Given the diverse range of criteria showcased across the relatively few initiatives featured in our workshop, it is not difficult to imagine the complexities that emerge when multiple stakeholders and multiple evaluation practices start to interact with each other. This heterogeneity is further exacerbated with the acceleration of Diamond OA initiatives around the globe. Diamond OA initiatives such as scholar- and/or community-led initiatives represented within the OBF project—Open Book Collective, Open Book Publishers, punctum books and Thoth Open Metadata—work to secure direct funding for their publishing work from libraries. For OA book publishers, such funding is more sustainable than the common alternative: charging book processing charges. For open infrastructure providers, it provides a funding option more achievable than the vanishingly rare opportunities for grant funding, and more in line with their values than seeking commercial investment.
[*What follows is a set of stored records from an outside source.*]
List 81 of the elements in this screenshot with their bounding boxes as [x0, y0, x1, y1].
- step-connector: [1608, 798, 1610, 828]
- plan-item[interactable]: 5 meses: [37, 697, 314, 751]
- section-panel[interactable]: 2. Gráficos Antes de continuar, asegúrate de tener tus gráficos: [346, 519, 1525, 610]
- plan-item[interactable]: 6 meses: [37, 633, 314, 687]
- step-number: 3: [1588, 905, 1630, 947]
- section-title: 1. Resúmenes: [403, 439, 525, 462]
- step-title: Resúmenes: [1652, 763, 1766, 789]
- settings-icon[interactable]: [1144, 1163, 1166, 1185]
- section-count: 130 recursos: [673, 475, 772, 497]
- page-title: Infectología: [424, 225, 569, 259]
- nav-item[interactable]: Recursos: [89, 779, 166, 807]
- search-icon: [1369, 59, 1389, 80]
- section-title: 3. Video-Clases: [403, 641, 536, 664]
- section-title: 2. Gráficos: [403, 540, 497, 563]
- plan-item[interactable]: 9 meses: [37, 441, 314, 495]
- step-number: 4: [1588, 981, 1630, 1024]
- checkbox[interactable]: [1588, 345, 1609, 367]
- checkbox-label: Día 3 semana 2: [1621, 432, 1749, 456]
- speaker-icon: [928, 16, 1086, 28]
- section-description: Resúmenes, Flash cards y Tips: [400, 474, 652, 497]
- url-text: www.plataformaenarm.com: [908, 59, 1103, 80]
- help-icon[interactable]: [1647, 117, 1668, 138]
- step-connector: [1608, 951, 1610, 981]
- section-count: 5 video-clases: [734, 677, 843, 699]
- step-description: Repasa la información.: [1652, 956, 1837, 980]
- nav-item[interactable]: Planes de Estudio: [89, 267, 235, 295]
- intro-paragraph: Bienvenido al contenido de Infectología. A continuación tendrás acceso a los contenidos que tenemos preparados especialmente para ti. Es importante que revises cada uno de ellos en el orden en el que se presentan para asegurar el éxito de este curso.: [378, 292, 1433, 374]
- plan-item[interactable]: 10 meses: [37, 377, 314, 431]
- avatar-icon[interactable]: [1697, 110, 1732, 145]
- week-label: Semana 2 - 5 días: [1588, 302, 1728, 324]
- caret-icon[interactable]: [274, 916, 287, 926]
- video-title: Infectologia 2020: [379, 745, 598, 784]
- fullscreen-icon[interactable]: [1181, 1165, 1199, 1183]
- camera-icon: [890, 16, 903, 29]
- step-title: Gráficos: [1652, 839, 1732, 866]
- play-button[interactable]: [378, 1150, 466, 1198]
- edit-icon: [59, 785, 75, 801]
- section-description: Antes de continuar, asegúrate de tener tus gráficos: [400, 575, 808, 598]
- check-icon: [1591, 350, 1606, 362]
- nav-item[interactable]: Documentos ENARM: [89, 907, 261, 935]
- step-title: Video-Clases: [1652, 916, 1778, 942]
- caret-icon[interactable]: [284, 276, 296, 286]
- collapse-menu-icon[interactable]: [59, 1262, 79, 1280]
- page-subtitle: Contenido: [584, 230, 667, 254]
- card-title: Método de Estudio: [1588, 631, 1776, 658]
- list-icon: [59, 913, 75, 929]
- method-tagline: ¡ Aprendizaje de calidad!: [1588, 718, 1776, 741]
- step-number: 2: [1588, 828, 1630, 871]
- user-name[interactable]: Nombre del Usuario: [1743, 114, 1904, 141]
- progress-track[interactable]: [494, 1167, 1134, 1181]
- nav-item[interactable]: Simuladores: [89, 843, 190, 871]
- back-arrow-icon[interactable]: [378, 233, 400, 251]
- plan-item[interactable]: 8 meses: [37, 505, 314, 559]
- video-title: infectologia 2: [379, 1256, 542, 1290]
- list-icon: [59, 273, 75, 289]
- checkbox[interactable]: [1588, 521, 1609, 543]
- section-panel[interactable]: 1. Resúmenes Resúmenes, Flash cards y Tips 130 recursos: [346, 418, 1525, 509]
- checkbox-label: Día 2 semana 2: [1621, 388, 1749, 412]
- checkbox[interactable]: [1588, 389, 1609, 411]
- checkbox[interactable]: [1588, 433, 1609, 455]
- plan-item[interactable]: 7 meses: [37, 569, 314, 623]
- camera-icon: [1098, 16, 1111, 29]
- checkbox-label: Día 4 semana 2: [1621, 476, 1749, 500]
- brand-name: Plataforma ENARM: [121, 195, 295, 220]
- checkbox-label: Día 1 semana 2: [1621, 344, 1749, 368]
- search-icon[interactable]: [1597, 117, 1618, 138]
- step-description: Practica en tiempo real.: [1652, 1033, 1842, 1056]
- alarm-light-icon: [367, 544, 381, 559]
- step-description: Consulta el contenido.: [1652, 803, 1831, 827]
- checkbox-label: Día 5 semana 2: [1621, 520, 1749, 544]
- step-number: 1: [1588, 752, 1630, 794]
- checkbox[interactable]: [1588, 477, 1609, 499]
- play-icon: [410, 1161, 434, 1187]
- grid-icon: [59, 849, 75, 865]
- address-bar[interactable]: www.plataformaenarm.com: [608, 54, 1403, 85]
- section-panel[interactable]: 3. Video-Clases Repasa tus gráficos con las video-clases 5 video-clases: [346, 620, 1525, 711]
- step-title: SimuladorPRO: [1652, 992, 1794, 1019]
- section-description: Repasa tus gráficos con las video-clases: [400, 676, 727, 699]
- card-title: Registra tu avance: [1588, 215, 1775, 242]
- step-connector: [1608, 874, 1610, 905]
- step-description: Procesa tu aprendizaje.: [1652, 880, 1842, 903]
However, in a rapidly shifting landscape, there is the potential risk that a library adopts a set of criteria that is inadvertently exclusionary, with adverse consequences for the publisher or initiative trying to solicit library support.
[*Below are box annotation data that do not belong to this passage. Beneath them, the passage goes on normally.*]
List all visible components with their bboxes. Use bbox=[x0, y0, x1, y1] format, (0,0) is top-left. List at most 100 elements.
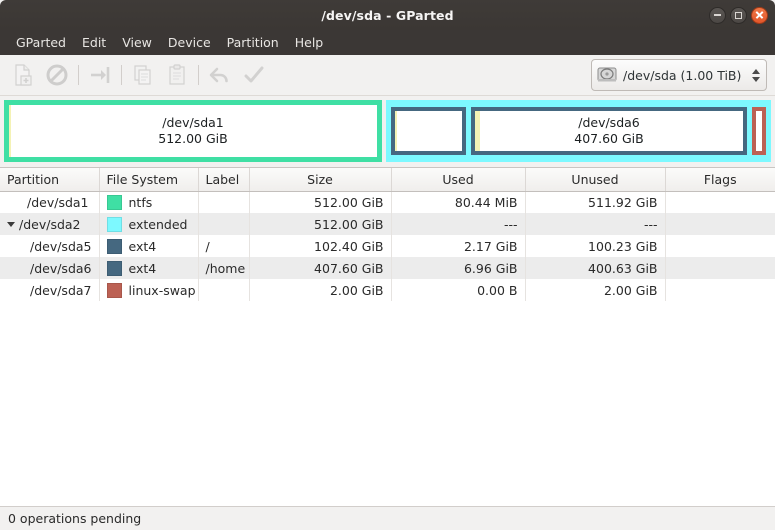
statusbar: 0 operations pending bbox=[0, 506, 775, 530]
copy-icon bbox=[134, 65, 151, 85]
disk-graphic-partition-sda6[interactable]: /dev/sda6 407.60 GiB bbox=[471, 107, 747, 155]
copy-button[interactable] bbox=[126, 58, 160, 92]
cell-flags bbox=[665, 279, 775, 301]
paste-button[interactable] bbox=[160, 58, 194, 92]
partition-name: /dev/sda5 bbox=[29, 238, 92, 254]
partition-graphic-label: /dev/sda6 407.60 GiB bbox=[574, 115, 644, 146]
resize-move-button[interactable] bbox=[83, 58, 117, 92]
filesystem-color-swatch bbox=[106, 194, 122, 210]
pending-operations-status: 0 operations pending bbox=[8, 511, 142, 526]
used-space-indicator bbox=[475, 111, 480, 151]
menu-item-help[interactable]: Help bbox=[287, 32, 332, 53]
cell-size: 407.60 GiB bbox=[249, 257, 392, 279]
cell-label bbox=[198, 279, 250, 301]
paste-icon bbox=[169, 64, 185, 85]
filesystem-name: extended bbox=[128, 216, 188, 232]
filesystem-name: ntfs bbox=[128, 194, 153, 210]
column-header-flags[interactable]: Flags bbox=[665, 168, 775, 192]
apply-icon bbox=[244, 66, 264, 83]
disk-graphic-partition-sda5[interactable] bbox=[391, 107, 466, 155]
window-titlebar: /dev/sda - GParted bbox=[0, 0, 775, 30]
cell-flags bbox=[665, 213, 775, 235]
toolbar-separator-3 bbox=[198, 65, 199, 85]
device-selector-value: /dev/sda (1.00 TiB) bbox=[623, 67, 742, 83]
cell-partition: /dev/sda6 bbox=[0, 257, 100, 279]
cell-size: 102.40 GiB bbox=[249, 235, 392, 257]
maximize-button[interactable] bbox=[730, 6, 747, 24]
cell-partition: /dev/sda1 bbox=[0, 191, 100, 213]
cell-size: 512.00 GiB bbox=[249, 213, 392, 235]
column-header-filesystem[interactable]: File System bbox=[99, 168, 199, 192]
cell-partition: /dev/sda5 bbox=[0, 235, 100, 257]
filesystem-name: ext4 bbox=[128, 260, 157, 276]
menu-item-view[interactable]: View bbox=[114, 32, 160, 53]
used-space-indicator bbox=[395, 111, 397, 151]
table-header-row: Partition File System Label Size Used Un… bbox=[0, 168, 775, 192]
column-header-used[interactable]: Used bbox=[391, 168, 526, 192]
cell-unused: 2.00 GiB bbox=[525, 279, 666, 301]
close-button[interactable] bbox=[751, 6, 768, 24]
table-row[interactable]: /dev/sda5 ext4 / 102.40 GiB 2.17 GiB 100… bbox=[0, 235, 775, 257]
toolbar: /dev/sda (1.00 TiB) bbox=[0, 55, 775, 96]
toolbar-group-create bbox=[6, 58, 74, 92]
partition-table: Partition File System Label Size Used Un… bbox=[0, 168, 775, 301]
table-row[interactable]: /dev/sda2 extended 512.00 GiB --- --- bbox=[0, 213, 775, 235]
partition-name: /dev/sda6 bbox=[29, 260, 92, 276]
delete-partition-icon bbox=[46, 64, 68, 86]
filesystem-color-swatch bbox=[106, 238, 122, 254]
toolbar-separator-2 bbox=[121, 65, 122, 85]
menubar: GParted Edit View Device Partition Help bbox=[0, 30, 775, 55]
device-selector-spinner[interactable] bbox=[748, 68, 760, 82]
partition-graphic-label: /dev/sda1 512.00 GiB bbox=[158, 115, 228, 146]
menu-item-partition[interactable]: Partition bbox=[219, 32, 287, 53]
new-partition-button[interactable] bbox=[6, 58, 40, 92]
table-row[interactable]: /dev/sda1 ntfs 512.00 GiB 80.44 MiB 511.… bbox=[0, 191, 775, 213]
cell-partition: /dev/sda2 bbox=[0, 213, 100, 235]
filesystem-color-swatch bbox=[106, 282, 122, 298]
disk-graphic-partition-sda7[interactable] bbox=[752, 107, 766, 155]
cell-filesystem: ext4 bbox=[99, 257, 199, 279]
partition-name: /dev/sda2 bbox=[19, 216, 81, 232]
toolbar-group-apply bbox=[203, 58, 271, 92]
expander-icon[interactable] bbox=[7, 221, 15, 227]
gparted-window: /dev/sda - GParted GParted Edit View Dev… bbox=[0, 0, 775, 530]
cell-unused: 511.92 GiB bbox=[525, 191, 666, 213]
toolbar-group-clipboard bbox=[126, 58, 194, 92]
apply-button[interactable] bbox=[237, 58, 271, 92]
menu-item-device[interactable]: Device bbox=[160, 32, 219, 53]
cell-unused: 400.63 GiB bbox=[525, 257, 666, 279]
used-space-indicator bbox=[9, 105, 11, 157]
column-header-size[interactable]: Size bbox=[249, 168, 392, 192]
cell-used: 6.96 GiB bbox=[391, 257, 526, 279]
menu-item-gparted[interactable]: GParted bbox=[8, 32, 74, 53]
disk-graphic-partition-sda1[interactable]: /dev/sda1 512.00 GiB bbox=[4, 100, 382, 162]
menu-item-edit[interactable]: Edit bbox=[74, 32, 114, 53]
cell-filesystem: linux-swap bbox=[99, 279, 199, 301]
device-selector[interactable]: /dev/sda (1.00 TiB) bbox=[591, 59, 767, 91]
new-partition-icon bbox=[15, 64, 32, 86]
cell-size: 2.00 GiB bbox=[249, 279, 392, 301]
window-title: /dev/sda - GParted bbox=[321, 7, 454, 23]
table-row[interactable]: /dev/sda6 ext4 /home 407.60 GiB 6.96 GiB… bbox=[0, 257, 775, 279]
window-controls bbox=[709, 0, 768, 30]
filesystem-name: linux-swap bbox=[128, 282, 196, 298]
toolbar-separator-1 bbox=[78, 65, 79, 85]
cell-label bbox=[198, 213, 250, 235]
cell-flags bbox=[665, 235, 775, 257]
minimize-button[interactable] bbox=[709, 6, 726, 24]
resize-move-icon bbox=[91, 67, 110, 83]
disk-graphic-partition-sda2[interactable]: /dev/sda6 407.60 GiB bbox=[386, 100, 771, 162]
undo-icon bbox=[209, 67, 228, 83]
column-header-label[interactable]: Label bbox=[198, 168, 250, 192]
table-row[interactable]: /dev/sda7 linux-swap 2.00 GiB 0.00 B 2.0… bbox=[0, 279, 775, 301]
filesystem-name: ext4 bbox=[128, 238, 157, 254]
filesystem-color-swatch bbox=[106, 216, 122, 232]
column-header-partition[interactable]: Partition bbox=[0, 168, 100, 192]
delete-partition-button[interactable] bbox=[40, 58, 74, 92]
cell-size: 512.00 GiB bbox=[249, 191, 392, 213]
cell-used: 0.00 B bbox=[391, 279, 526, 301]
column-header-unused[interactable]: Unused bbox=[525, 168, 666, 192]
filesystem-color-swatch bbox=[106, 260, 122, 276]
cell-partition: /dev/sda7 bbox=[0, 279, 100, 301]
undo-button[interactable] bbox=[203, 58, 237, 92]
An example could be a small, born-open academic publisher that meets almost all the specific criteria used by a particular library, but falls short on a fixed technical, licensing, or archiving requirement. For Diamond OA initiatives working to achieve support from a diversity of libraries, this can add significant extra hurdles, as there may be considerable disparities in criteria amongst libraries even within a relatively homogeneous research area. Of course, with the proliferation of OA models, libraries, particularly understaffed ones and those lacking in resources, can be hard-pressed to keep abreast of developments, or to make necessary adjustments, for example by constantly revisiting their own criteria.
Throughout the workshop, participants generously shared their practices and voiced the possibilities and potential tensions that emerge in the interstices of criteria-setting work. They recognized that as stakeholders in OA publishing seek to promote and safeguard scholarship, they also must address the obvious need to foster diversity, equity, and inclusion. Participants expressed a genuine interest in exploring concrete steps to take the conversation forward, but also stressed the importance of developing a coherent and inclusive approach to criteria setting that could be presented to the community at large.
The workshop’s participants support, in principle, the idea of developing a collaborative, ideally global approach to tackling such challenges. However, organizing such a conversation has not happened yet. The creation of a coordinated community that upholds the value of difference and diversity in evaluation practices would be helpful, as long as these evaluation practices support high-quality scholarship. Moreover, participants agreed it is possible to develop shared objectives, principles, and values that could support a diversity of evaluation practices. Indeed, attendees made a strong case for insisting on the necessity for diverse evaluation criteria—establishing transparent and fair approaches to evaluation that recognize the equally diverse nature of research outputs, languages, and disciplinary traditions.
To help deliver a fair, equitable and inclusive OA book publishing landscape, operating across diverse regions and disciplines, we and our colleagues at DOAB, Open Book Collective and Copim will be exploring opportunities to pursue this work further with a wider community of researchers, publishers, platforms, libraries, funders, and others. In our view, it is only through developing such a community of practice that we can hope to develop criteria-setting approaches fully capable of responding to the complexities of the globally diverse, but still all too unequal, scholarly system.